Four glass and glazing companies are being sued by the owners of the Comcast Center in Philadelphia for designing, fabricating and installing what owner Liberty/Comcast 1701 JFK Boulevard L.P. calls a “defective exterior glass curtainwall system” allegedly using the “inherently defective sealant” polyisobutylene (PIB). The complaint, filed in the Philadelphia County Court of Common Pleas on January 23, 2020, states that defects in the system will cause the owner to incur more than $1 million in damages. Comcast Center’s construction was completed in 2008.

Enclos Corp, Viracon, J.E. Berkowitz, Quanex Building Products and general contractor L.F. Driscoll Co. are listed as defendants in the suit. Enclos was responsible for the design, fabrication and installation of the curtainwall system. Viracon and J.E. Berkowitz fabricated the curtainwall’s insulating glass units (IGUs) using a gray PIB primary sealant from Quanex and Truseal Technologies, which Quanex acquired in 2003.

The owner states in the complaint that in January 2018, it became aware of PIB migration in another of its building’s in Philadelphia.

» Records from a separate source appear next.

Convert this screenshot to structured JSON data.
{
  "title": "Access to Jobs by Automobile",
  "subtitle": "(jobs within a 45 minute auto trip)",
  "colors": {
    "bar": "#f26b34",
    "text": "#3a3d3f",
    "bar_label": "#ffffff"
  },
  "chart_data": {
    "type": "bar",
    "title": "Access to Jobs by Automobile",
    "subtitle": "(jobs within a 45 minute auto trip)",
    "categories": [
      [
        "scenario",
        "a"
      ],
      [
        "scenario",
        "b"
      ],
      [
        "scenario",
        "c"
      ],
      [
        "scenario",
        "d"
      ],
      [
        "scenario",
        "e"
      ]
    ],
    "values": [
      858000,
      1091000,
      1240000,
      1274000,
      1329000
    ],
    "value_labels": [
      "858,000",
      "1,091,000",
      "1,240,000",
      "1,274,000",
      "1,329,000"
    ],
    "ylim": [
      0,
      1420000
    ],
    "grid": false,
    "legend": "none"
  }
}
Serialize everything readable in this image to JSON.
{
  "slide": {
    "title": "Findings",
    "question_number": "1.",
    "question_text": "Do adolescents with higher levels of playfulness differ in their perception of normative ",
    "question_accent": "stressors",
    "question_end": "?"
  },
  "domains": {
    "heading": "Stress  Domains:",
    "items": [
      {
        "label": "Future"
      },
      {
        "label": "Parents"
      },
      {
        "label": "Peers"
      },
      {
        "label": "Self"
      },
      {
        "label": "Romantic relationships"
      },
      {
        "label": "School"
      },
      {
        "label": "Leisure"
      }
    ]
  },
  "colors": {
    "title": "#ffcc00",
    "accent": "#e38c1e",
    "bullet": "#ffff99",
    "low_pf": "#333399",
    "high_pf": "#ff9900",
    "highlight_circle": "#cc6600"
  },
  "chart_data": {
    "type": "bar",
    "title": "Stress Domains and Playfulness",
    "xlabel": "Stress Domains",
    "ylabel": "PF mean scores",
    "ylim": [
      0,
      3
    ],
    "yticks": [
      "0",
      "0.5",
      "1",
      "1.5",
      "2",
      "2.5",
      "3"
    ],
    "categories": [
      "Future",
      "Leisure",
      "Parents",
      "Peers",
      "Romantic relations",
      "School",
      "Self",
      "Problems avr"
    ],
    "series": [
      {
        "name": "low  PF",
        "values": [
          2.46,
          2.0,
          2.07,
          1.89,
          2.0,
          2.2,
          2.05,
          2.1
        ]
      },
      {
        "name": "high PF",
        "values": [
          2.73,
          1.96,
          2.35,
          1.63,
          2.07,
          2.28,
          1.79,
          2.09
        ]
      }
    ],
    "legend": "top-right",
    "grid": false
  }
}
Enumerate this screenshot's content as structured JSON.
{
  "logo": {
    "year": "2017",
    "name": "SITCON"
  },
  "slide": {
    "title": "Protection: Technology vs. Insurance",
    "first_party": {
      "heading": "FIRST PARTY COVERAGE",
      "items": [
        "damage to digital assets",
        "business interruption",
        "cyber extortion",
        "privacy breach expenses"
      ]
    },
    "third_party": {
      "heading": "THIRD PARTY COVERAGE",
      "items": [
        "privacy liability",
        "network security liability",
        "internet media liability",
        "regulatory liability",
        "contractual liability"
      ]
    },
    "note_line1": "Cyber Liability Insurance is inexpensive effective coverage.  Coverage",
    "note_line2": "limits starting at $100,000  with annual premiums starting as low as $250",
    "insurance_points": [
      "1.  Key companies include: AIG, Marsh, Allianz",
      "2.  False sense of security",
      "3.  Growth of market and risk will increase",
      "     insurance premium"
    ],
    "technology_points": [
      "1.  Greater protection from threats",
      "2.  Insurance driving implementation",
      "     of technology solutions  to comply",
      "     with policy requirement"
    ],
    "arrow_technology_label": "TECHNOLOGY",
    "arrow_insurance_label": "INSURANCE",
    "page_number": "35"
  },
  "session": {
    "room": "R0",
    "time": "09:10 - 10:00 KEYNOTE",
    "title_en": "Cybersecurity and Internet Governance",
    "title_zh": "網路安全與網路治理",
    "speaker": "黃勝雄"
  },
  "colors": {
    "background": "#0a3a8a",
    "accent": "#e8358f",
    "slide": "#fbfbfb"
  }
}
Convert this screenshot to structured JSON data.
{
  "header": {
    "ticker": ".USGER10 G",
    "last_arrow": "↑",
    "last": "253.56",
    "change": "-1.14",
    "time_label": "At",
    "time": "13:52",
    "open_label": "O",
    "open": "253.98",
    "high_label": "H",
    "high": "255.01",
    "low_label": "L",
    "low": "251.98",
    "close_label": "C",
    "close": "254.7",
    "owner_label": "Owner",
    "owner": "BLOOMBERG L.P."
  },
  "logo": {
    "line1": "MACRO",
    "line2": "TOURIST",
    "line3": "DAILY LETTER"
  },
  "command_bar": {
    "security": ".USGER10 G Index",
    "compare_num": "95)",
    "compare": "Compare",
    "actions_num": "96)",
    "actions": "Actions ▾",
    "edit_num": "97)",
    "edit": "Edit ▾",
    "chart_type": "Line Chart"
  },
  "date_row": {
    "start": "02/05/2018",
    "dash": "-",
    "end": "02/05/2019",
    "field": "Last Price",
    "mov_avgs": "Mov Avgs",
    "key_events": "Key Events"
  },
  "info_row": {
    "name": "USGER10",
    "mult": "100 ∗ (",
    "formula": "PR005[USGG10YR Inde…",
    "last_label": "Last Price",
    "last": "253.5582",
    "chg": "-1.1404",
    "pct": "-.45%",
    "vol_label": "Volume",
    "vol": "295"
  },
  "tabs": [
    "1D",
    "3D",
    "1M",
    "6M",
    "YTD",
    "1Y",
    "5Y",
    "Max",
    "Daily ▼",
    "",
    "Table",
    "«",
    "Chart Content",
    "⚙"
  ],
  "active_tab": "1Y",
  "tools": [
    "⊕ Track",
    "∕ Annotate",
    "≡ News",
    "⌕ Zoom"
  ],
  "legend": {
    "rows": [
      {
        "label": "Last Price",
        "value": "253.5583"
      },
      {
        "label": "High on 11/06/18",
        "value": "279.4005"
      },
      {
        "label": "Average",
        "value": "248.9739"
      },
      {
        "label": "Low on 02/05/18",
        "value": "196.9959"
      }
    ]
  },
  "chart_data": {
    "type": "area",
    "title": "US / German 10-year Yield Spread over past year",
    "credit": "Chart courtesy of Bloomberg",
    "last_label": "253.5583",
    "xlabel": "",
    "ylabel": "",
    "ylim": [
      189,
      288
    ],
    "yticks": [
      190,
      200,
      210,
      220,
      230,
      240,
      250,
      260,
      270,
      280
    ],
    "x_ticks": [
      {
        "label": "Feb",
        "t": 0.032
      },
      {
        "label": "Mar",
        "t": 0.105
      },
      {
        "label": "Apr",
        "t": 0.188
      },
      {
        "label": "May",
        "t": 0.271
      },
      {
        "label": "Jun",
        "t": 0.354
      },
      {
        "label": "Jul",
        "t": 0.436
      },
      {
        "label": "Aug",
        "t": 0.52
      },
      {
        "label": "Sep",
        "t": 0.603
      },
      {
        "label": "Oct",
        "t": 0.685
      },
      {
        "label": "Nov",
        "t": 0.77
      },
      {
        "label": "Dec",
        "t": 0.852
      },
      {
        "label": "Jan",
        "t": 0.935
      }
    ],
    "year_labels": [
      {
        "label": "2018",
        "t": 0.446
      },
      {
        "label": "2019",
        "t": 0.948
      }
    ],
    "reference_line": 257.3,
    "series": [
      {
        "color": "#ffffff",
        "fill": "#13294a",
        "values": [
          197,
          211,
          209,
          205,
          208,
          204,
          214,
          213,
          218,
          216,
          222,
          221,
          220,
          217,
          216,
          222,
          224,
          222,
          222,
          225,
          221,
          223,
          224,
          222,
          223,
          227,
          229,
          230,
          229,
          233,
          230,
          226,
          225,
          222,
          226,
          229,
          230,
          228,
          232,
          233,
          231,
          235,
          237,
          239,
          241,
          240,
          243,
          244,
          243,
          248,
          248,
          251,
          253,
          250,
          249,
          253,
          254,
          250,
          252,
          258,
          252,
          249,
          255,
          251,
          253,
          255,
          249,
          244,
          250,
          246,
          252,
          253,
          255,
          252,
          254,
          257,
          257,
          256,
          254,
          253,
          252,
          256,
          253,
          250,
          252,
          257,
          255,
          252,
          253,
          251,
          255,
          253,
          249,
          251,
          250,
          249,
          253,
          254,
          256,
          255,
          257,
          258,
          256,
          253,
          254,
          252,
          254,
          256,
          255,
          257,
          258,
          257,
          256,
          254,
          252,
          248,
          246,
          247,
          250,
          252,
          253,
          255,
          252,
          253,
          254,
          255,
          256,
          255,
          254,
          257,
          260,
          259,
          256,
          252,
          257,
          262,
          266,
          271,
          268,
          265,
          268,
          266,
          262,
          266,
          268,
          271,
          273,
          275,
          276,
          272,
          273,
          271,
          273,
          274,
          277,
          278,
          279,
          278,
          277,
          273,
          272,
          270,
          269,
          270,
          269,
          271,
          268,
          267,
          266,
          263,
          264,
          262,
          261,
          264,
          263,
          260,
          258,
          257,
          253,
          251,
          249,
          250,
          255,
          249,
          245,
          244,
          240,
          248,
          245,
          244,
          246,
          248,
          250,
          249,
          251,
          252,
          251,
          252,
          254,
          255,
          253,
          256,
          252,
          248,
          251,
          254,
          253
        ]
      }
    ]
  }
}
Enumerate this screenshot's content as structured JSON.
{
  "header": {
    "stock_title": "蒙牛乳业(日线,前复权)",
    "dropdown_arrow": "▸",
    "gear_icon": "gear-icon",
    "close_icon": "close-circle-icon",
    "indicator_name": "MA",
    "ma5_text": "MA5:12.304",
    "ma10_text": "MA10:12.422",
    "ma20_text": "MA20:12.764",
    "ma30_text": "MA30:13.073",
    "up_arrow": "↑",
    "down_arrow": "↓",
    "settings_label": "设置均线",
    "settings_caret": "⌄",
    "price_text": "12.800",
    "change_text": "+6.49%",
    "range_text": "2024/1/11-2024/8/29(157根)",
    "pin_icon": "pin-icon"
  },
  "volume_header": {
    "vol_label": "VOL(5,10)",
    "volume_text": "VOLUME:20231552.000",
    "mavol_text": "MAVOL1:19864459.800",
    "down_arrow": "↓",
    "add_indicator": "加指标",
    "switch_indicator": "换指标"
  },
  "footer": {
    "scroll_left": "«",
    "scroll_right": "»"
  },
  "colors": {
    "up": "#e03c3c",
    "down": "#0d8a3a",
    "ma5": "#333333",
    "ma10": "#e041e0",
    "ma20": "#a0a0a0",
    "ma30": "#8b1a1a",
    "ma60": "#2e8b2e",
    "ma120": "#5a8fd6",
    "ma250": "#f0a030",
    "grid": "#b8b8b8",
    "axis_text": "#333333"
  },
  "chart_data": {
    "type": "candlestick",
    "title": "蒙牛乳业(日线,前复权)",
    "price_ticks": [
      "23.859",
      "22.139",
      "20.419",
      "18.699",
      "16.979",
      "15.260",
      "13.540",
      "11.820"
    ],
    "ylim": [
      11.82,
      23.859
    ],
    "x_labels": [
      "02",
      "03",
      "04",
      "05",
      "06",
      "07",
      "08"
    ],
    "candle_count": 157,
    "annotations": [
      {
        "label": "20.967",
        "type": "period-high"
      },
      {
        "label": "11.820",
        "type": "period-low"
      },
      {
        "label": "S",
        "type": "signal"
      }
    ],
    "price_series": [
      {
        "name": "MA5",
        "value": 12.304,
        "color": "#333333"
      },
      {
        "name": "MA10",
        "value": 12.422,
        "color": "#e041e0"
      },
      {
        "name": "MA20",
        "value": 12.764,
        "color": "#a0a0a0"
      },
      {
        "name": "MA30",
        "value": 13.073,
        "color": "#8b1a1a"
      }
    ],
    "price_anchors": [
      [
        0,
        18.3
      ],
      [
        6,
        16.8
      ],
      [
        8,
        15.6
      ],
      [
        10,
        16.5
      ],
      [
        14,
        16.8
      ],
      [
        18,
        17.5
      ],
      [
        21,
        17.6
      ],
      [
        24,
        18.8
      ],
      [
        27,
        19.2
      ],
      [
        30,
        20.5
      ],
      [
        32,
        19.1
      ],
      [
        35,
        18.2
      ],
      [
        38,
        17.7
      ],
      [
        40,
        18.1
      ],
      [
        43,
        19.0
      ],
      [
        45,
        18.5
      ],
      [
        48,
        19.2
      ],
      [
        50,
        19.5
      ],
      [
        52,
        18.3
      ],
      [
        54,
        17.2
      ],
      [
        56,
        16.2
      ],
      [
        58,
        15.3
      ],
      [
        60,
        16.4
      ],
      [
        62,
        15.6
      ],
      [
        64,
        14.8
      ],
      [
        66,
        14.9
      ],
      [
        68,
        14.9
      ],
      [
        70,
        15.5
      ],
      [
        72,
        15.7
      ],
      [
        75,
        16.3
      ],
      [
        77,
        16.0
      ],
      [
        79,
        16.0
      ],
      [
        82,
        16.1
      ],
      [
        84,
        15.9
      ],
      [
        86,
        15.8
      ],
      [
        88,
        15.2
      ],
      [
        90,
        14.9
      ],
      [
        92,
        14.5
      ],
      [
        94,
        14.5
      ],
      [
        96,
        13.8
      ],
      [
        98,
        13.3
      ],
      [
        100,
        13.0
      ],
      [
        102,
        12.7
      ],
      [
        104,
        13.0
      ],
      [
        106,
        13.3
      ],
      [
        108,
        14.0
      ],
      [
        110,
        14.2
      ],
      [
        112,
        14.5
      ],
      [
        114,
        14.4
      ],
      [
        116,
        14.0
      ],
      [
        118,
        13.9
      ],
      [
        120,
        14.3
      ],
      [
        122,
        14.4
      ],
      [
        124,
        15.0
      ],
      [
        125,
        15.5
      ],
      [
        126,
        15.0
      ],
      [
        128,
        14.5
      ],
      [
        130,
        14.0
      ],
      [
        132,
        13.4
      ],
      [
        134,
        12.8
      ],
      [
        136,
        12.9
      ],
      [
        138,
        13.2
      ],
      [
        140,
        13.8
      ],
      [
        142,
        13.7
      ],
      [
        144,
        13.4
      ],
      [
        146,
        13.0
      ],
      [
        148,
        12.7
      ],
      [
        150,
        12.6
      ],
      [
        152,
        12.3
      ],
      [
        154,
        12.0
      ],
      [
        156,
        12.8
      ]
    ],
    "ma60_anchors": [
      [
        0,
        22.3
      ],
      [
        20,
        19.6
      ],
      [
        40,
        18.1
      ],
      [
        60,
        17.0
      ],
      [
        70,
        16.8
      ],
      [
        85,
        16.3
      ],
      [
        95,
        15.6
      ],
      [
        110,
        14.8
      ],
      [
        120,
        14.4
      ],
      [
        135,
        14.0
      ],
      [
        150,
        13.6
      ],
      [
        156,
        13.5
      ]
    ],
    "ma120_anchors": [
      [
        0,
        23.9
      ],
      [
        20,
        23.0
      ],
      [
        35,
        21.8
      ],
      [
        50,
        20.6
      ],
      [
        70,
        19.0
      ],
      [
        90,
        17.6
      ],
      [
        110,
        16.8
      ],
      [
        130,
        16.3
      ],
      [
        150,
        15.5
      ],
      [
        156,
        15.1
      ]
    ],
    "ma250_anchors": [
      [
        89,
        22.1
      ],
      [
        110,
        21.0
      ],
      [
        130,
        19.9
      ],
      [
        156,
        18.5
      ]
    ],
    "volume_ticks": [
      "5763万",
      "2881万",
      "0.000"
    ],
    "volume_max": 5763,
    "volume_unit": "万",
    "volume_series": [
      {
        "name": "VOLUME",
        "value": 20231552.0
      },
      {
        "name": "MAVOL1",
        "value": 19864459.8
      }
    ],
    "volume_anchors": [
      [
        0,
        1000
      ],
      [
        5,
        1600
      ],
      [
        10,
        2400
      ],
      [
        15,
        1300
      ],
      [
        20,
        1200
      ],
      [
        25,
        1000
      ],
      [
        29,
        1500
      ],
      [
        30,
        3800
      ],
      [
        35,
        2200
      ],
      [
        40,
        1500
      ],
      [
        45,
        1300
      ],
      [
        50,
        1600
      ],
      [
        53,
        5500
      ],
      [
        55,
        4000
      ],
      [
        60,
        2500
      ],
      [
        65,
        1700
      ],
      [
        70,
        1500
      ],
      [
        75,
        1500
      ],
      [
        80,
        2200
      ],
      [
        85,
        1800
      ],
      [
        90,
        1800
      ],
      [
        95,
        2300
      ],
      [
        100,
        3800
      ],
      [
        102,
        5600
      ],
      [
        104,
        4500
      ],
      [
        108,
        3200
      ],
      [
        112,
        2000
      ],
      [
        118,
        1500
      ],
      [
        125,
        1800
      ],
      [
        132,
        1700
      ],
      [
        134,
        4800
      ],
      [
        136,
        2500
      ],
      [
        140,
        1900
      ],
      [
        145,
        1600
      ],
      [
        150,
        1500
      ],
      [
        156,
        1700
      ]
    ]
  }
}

Due to the similarity in design between the two buildings’ curtainwall systems, the owner undertook an investigation into approximately 9% of the Comcast Center’s more than 15,000 IGUs to determine if any PIB migration had occurred there. According to the suit, gray PIB sealant in 25% of the sampled IGUs showed evidence of degradation and migration, which the owner claims is representative of the entire façade.

The complaint explains that gray-colored PIB typically requires a UV stabilizer packer and/or anti-oxidants to be added to the sealant to help it resist degradation associated with exposure to sunlight and UV radiation. The molecular degradation of the PIB polymer can lead to a reduction in molecular weight and viscosity, which can cause the sealant to migrate, or drip, from the IGU joint into the vision area, according to the complaint.

“As noted, once PIB migration begins, it is progressive and irreversible, and is substantially likely to lead to the blockage of the vision zone of the IGU and may lead to the failure of the seal on the IGU,” reads the complaint. “The only way to remediate the migrating PIB is to [remove and] replace the affected IGUs, the cost of which is unknown at this time but is reasonably expected to exceed the sum of $1 million.”

The owner is accusing L.F. Driscoll of a breach of contract for not completing work “free from defects.” As Driscoll’s curtainwall subcontractor, the owner states that Enclos was bound to the same contractual performance standards and contract specifications of Driscoll, making it also in breach of contract. The owner also alleges that all defendants breached an implied warranty or merchantability for supplying IGUs and a PIB sealant “unfit for their ordinary purposes.”